Una de romanos

Cuentan que una valiosa provincia romana, cuna de prosperidad, se zambulló en la más abyecta espiral de degradación. Bacanales, desgobierno y saqueos arrasaron el vergel, amenazando con extender la ruina por todo el Imperio. Alarmado, el emperador buscó en su círculo íntimo a un hombre de hierro a quien encargó la misión de proteger las últimas huellas de civilización en la decadente plaza.
Dicen que el nuevo gobernador aplicó impertérrito el exhaustivo plan de reformas encomendado y que los resultados no tardaron en apreciarse. Las noticias que llegaban a Roma eran tranquilizadoras. La plebe asumió la abolición del lujo y la austeridad dio paso a una sociedad ascética que comenzó a emerger.
Aseguran que estos tímidos brotes verdes no evitaron que el elegido se sumiera en honda depresión cuando no quedaban ya excesos a los que renunciar. Tuvo entonces que entregarse a la ingrata labor de comunicar al emperador que nunca recuperaría la fortuna que invirtió en la provincia, debiendo contentarse en su lugar con unas devaluadas tierras que nadie quería. Y no acababan ahí los tormentos. Presionado por el pueblo, el gobernador buscaba la fórmula para hacer pagar a sus antecesores por los desmanes cometidos sin menoscabar aún más los intereses de Roma. Y a ello se añadía el desdoro de contar con un infiltrado en su gobierno, un vestigio de la más negra etapa del pasado.

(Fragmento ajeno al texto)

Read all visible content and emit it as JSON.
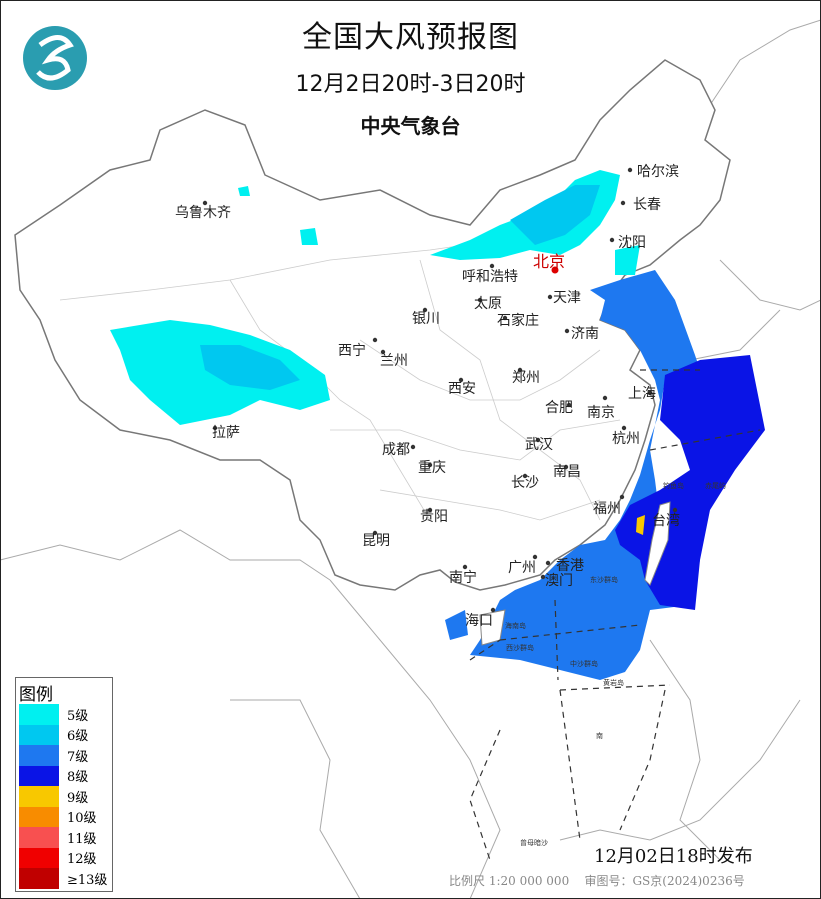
{
  "header": {
    "title": "全国大风预报图",
    "time_range": "12月2日20时-3日20时",
    "agency": "中央气象台"
  },
  "logo": {
    "icon": "cma-logo-icon",
    "color": "#2a9db0"
  },
  "legend": {
    "title": "图例",
    "items": [
      {
        "label": "5级",
        "color": "#00f0f0"
      },
      {
        "label": "6级",
        "color": "#00c8f0"
      },
      {
        "label": "7级",
        "color": "#1e78f0"
      },
      {
        "label": "8级",
        "color": "#0a14e6"
      },
      {
        "label": "9级",
        "color": "#f8c800"
      },
      {
        "label": "10级",
        "color": "#f88c00"
      },
      {
        "label": "11级",
        "color": "#f85050"
      },
      {
        "label": "12级",
        "color": "#f00000"
      },
      {
        "label": "≥13级",
        "color": "#c00000"
      }
    ]
  },
  "cities": [
    {
      "name": "乌鲁木齐"
    },
    {
      "name": "哈尔滨"
    },
    {
      "name": "长春"
    },
    {
      "name": "沈阳"
    },
    {
      "name": "呼和浩特"
    },
    {
      "name": "北京"
    },
    {
      "name": "天津"
    },
    {
      "name": "太原"
    },
    {
      "name": "石家庄"
    },
    {
      "name": "银川"
    },
    {
      "name": "济南"
    },
    {
      "name": "西宁"
    },
    {
      "name": "兰州"
    },
    {
      "name": "郑州"
    },
    {
      "name": "西安"
    },
    {
      "name": "合肥"
    },
    {
      "name": "南京"
    },
    {
      "name": "上海"
    },
    {
      "name": "杭州"
    },
    {
      "name": "拉萨"
    },
    {
      "name": "成都"
    },
    {
      "name": "武汉"
    },
    {
      "name": "重庆"
    },
    {
      "name": "南昌"
    },
    {
      "name": "长沙"
    },
    {
      "name": "贵阳"
    },
    {
      "name": "福州"
    },
    {
      "name": "台湾"
    },
    {
      "name": "昆明"
    },
    {
      "name": "南宁"
    },
    {
      "name": "广州"
    },
    {
      "name": "香港"
    },
    {
      "name": "澳门"
    },
    {
      "name": "海口"
    }
  ],
  "map_labels": [
    "东沙群岛",
    "海南岛",
    "西沙群岛",
    "中沙群岛",
    "黄岩岛",
    "钓鱼岛",
    "赤尾屿",
    "曾母暗沙",
    "南"
  ],
  "footer": {
    "issued": "12月02日18时发布",
    "scale": "比例尺 1:20 000 000",
    "approval": "审图号：GS京(2024)0236号"
  }
}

Comentan que el enviado buscaba consuelo en el anfiteatro, pero tampoco ahí lo hallaba. La crisis obligaba a contratar escuálidos gladiadores, nada que ver con los bragados tiarrones de antaño. Procedían además de regiones inexploradas y había que traerlos fuera de época para adelantarse a los emisarios de coliseos más pudientes. Encima, el adiestrador cayó en el descrédito social. Los combates que preparaba eran aburridos y aunque el gobernador siempre dijo apoyarlo, lo hizo de forma tan insustancial que sólo contribuyó a que el público pidiera su cabeza y hasta los luchadores se rieran de él. Esto le tornó egoísta, olvidando a los jóvenes de la escuela que soñaban con blandir espada o tridente sobre esa venerada arena.
Cuentan, dicen, aseguran, comentan... Fatua leyenda propia del péplum más barato. Cosas así sólo pasan en el cine.